Если утром было не слишком холодно или теплое солнце появлялось под вечер на сером небе, Альберто разувался под ободряющие крики, засучивал штаны и начинал прыгать возле берега. Он ощущал холод воды и гладкую поверхность камней и, придерживая штаны одной рукой, брызгал другою на ребят. Те прятались друг за друга, потом разувались сами, кидались на него, брызгались, начинался бой. Позже, промокнув до нитки, они вылезали на берег и, разлегшись на камнях, обсуждали обратный путь. Лезть вверх было особенно трудно. Дотащившись до своей улицы, они валились на траву у Богача, курили сигареты, прихваченные на углу, в таверне, и сосали мятные лепешки, чтоб потом не воняло табаком.
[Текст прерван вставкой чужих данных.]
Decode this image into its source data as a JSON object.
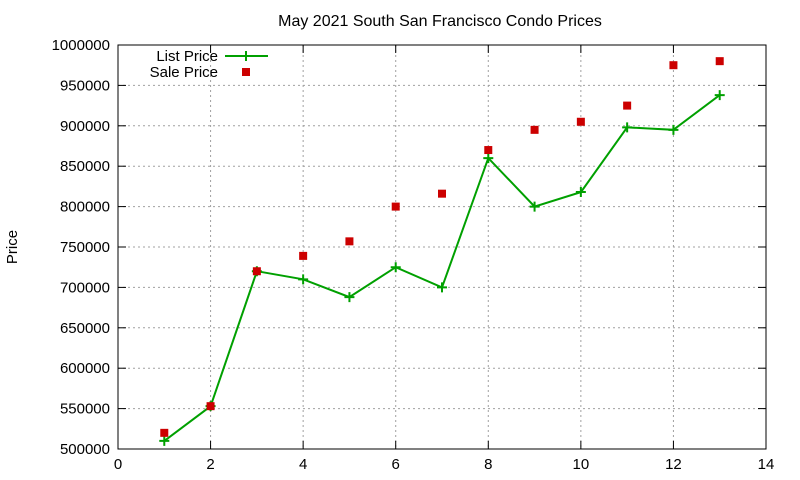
{
  "chart_data": {
    "type": "line",
    "title": "May 2021 South San Francisco Condo Prices",
    "xlabel": "",
    "ylabel": "Price",
    "xlim": [
      0,
      14
    ],
    "ylim": [
      500000,
      1000000
    ],
    "x_ticks": [
      0,
      2,
      4,
      6,
      8,
      10,
      12,
      14
    ],
    "y_ticks": [
      500000,
      550000,
      600000,
      650000,
      700000,
      750000,
      800000,
      850000,
      900000,
      950000,
      1000000
    ],
    "grid": true,
    "legend_position": "top-left",
    "series": [
      {
        "name": "List Price",
        "style": "line-with-plus-markers",
        "color": "#00a000",
        "x": [
          1,
          2,
          3,
          4,
          5,
          6,
          7,
          8,
          9,
          10,
          11,
          12,
          13
        ],
        "y": [
          510000,
          553000,
          720000,
          710000,
          688000,
          725000,
          700000,
          860000,
          800000,
          818000,
          898000,
          895000,
          938000
        ]
      },
      {
        "name": "Sale Price",
        "style": "square-markers",
        "color": "#cc0000",
        "x": [
          1,
          2,
          3,
          4,
          5,
          6,
          7,
          8,
          9,
          10,
          11,
          12,
          13
        ],
        "y": [
          520000,
          553000,
          720000,
          739000,
          757000,
          800000,
          816000,
          870000,
          895000,
          905000,
          925000,
          975000,
          980000
        ]
      }
    ]
  }
}
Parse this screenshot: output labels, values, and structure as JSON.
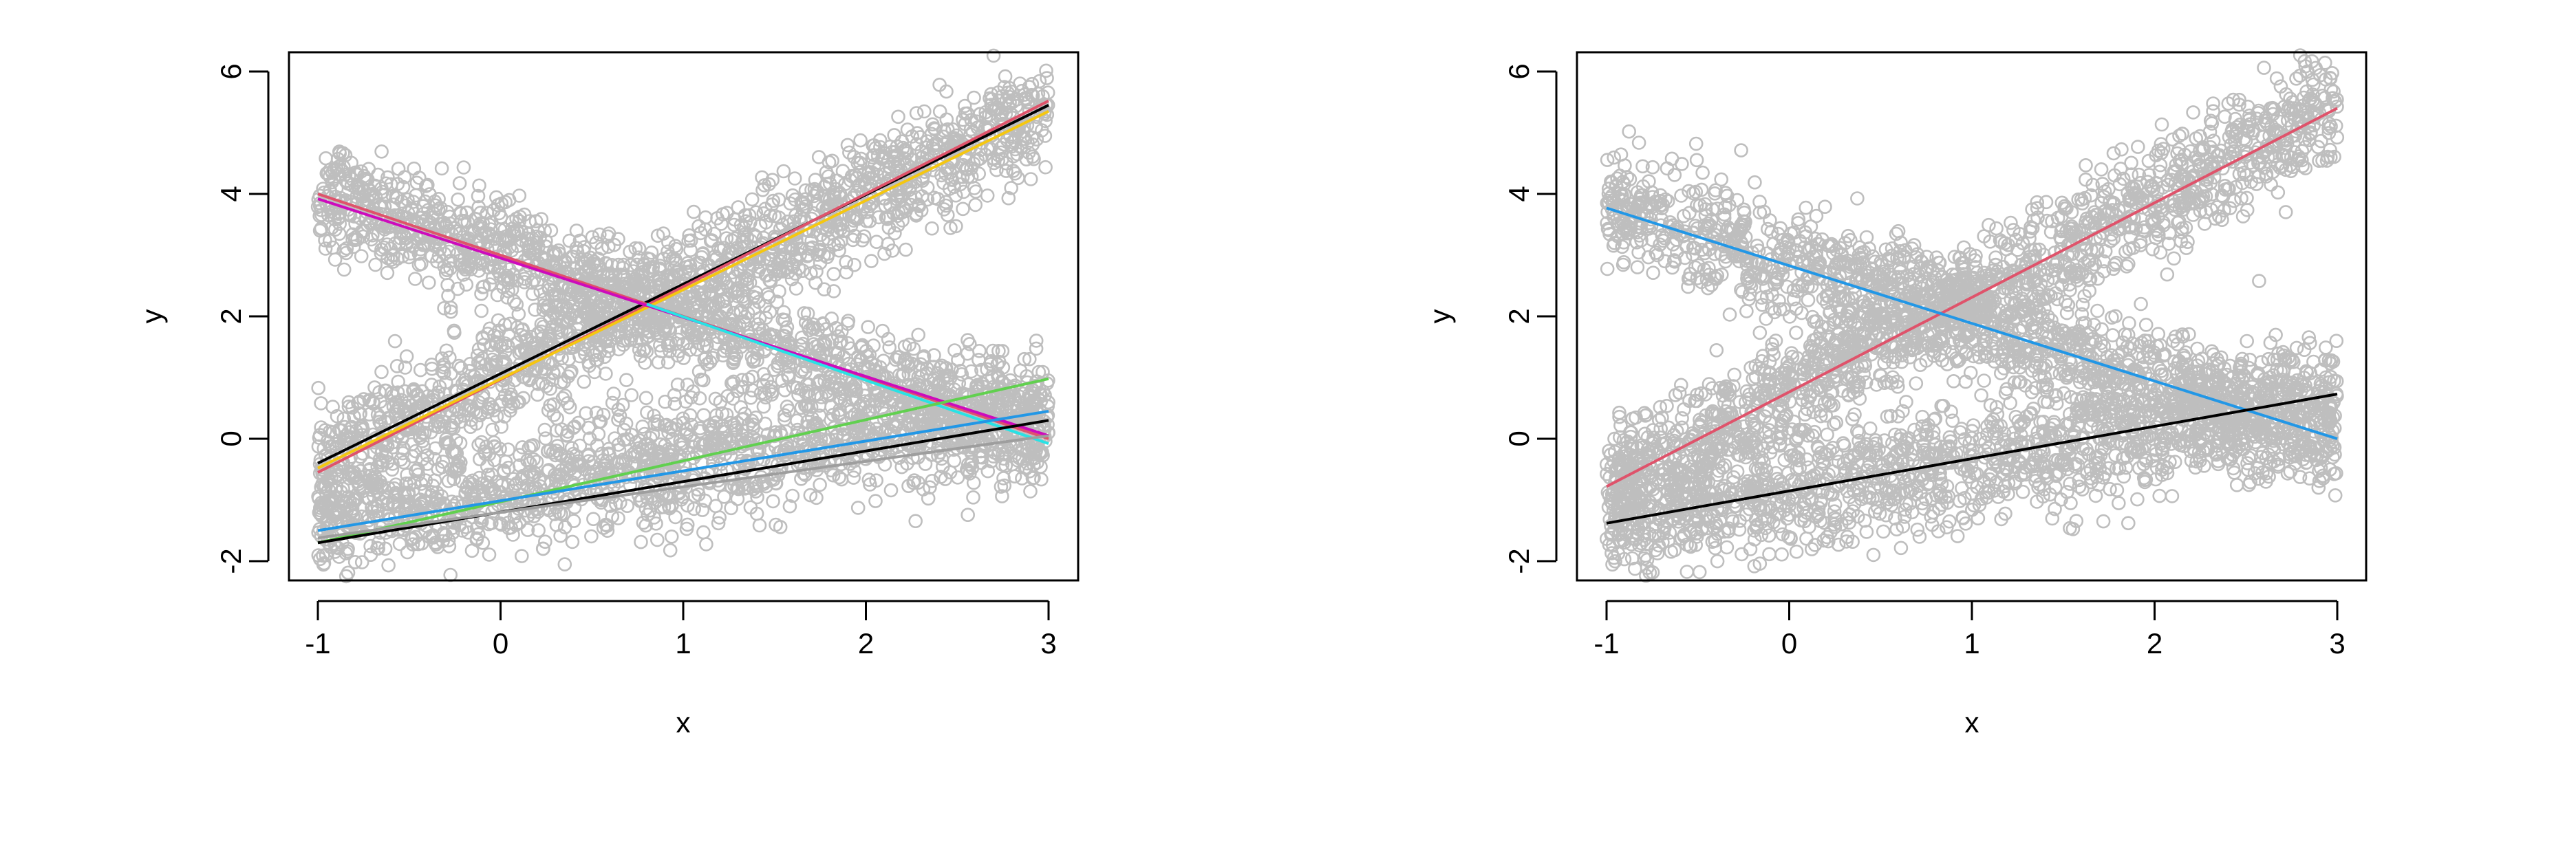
{
  "colors": {
    "points": "#BEBEBE",
    "black": "#000000",
    "red": "#DF536B",
    "green": "#61D04F",
    "blue": "#2297E6",
    "cyan": "#28E2E5",
    "magenta": "#CD0BBC",
    "yellow": "#F5C710",
    "gray": "#9E9E9E"
  },
  "chart_data": [
    {
      "type": "scatter",
      "title": "",
      "xlabel": "x",
      "ylabel": "y",
      "xlim": [
        -1.17,
        3.17
      ],
      "ylim": [
        -2.3,
        6.3
      ],
      "xticks": [
        "-1",
        "0",
        "1",
        "2",
        "3"
      ],
      "yticks": [
        "-2",
        "0",
        "2",
        "4",
        "6"
      ],
      "grid": false,
      "legend": "none",
      "point_clusters": [
        {
          "name": "rising",
          "intercept": 1.05,
          "slope": 1.45,
          "noise_sd": 0.45
        },
        {
          "name": "falling",
          "intercept": 3.0,
          "slope": -1.0,
          "noise_sd": 0.45
        },
        {
          "name": "low",
          "intercept": -0.85,
          "slope": 0.45,
          "noise_sd": 0.5
        }
      ],
      "lines": [
        {
          "name": "black-rising",
          "color": "black",
          "x": [
            -1,
            3
          ],
          "y": [
            -0.4,
            5.45
          ]
        },
        {
          "name": "red-rising",
          "color": "red",
          "x": [
            -1,
            3
          ],
          "y": [
            -0.55,
            5.52
          ]
        },
        {
          "name": "yellow-rising",
          "color": "yellow",
          "x": [
            -1,
            3
          ],
          "y": [
            -0.48,
            5.35
          ]
        },
        {
          "name": "red-falling",
          "color": "red",
          "x": [
            -1,
            3
          ],
          "y": [
            4.0,
            0.0
          ]
        },
        {
          "name": "magenta-falling",
          "color": "magenta",
          "x": [
            -1,
            3
          ],
          "y": [
            3.92,
            0.05
          ]
        },
        {
          "name": "cyan-falling",
          "color": "cyan",
          "x": [
            0.8,
            3
          ],
          "y": [
            2.2,
            -0.08
          ]
        },
        {
          "name": "green-low",
          "color": "green",
          "x": [
            -1,
            3
          ],
          "y": [
            -1.7,
            0.98
          ]
        },
        {
          "name": "blue-low",
          "color": "blue",
          "x": [
            -1,
            3
          ],
          "y": [
            -1.5,
            0.45
          ]
        },
        {
          "name": "black-low",
          "color": "black",
          "x": [
            -1,
            3
          ],
          "y": [
            -1.7,
            0.3
          ]
        },
        {
          "name": "gray-low",
          "color": "gray",
          "x": [
            -1,
            3
          ],
          "y": [
            -1.62,
            0.05
          ]
        }
      ]
    },
    {
      "type": "scatter",
      "title": "",
      "xlabel": "x",
      "ylabel": "y",
      "xlim": [
        -1.17,
        3.17
      ],
      "ylim": [
        -2.3,
        6.3
      ],
      "xticks": [
        "-1",
        "0",
        "1",
        "2",
        "3"
      ],
      "yticks": [
        "-2",
        "0",
        "2",
        "4",
        "6"
      ],
      "grid": false,
      "legend": "none",
      "point_clusters": [
        {
          "name": "rising",
          "intercept": 0.8,
          "slope": 1.55,
          "noise_sd": 0.45
        },
        {
          "name": "falling",
          "intercept": 2.85,
          "slope": -0.95,
          "noise_sd": 0.45
        },
        {
          "name": "low",
          "intercept": -0.85,
          "slope": 0.5,
          "noise_sd": 0.5
        }
      ],
      "lines": [
        {
          "name": "red-rising",
          "color": "red",
          "x": [
            -1,
            3
          ],
          "y": [
            -0.78,
            5.4
          ]
        },
        {
          "name": "blue-falling",
          "color": "blue",
          "x": [
            -1,
            3
          ],
          "y": [
            3.77,
            0.0
          ]
        },
        {
          "name": "black-low",
          "color": "black",
          "x": [
            -1,
            3
          ],
          "y": [
            -1.38,
            0.73
          ]
        }
      ]
    }
  ]
}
Когда не играли в футбол, и не ходили к морю, и не обсуждали велогонки, они шли в кино. По субботам ходили на утренний сеанс в «Эксельсиор» или на Рикардо Пальма, чаще всего – на балкон. Садились в первом ряду, шумели, бросали вниз зажженные спички и громко комментировали вслух то, что происходило на экране. По воскресеньям все было иначе. Им приходилось идти к обедне в школу Champagnat, только Эмилио и Альберто учились дальше, в центре. Почти всегда, не заходя домой, прямо в школьной форме, они встречались в десять у Центрального парка, садились на скамейку, глазели на тех, кто шел в церковь, и переругивались с ребятами из соседних кварталов. После обеда шли в кино, теперь уже в партер, нарядные и причесанные, задыхаясь в твердых воротничках и в галстуках, которые завязывали мамы. Кое-кто приходил с сестрами; остальные плелись за ними по проспекту и обзывали их няньками или кавалерами. Девочек в их квартале было не меньше, чем ребят, они тоже между собой дружили, а с мальчишками были на ножах. Если ребята видели девчонку, они гнались за ней, драли ее за косы и смеялись над ее братом, а тот ныл: «Она папе пожалуется, а он мне всыплет, что я ее не защищал». Если же кто-нибудь из ребят попадался один девчонкам, они показывали ему язык и дразнились, а ему приходилось терпеть позор и, багровея от стыда, идти, не ускоряя шага, чтобы они не думали, что он трус, юбок боится.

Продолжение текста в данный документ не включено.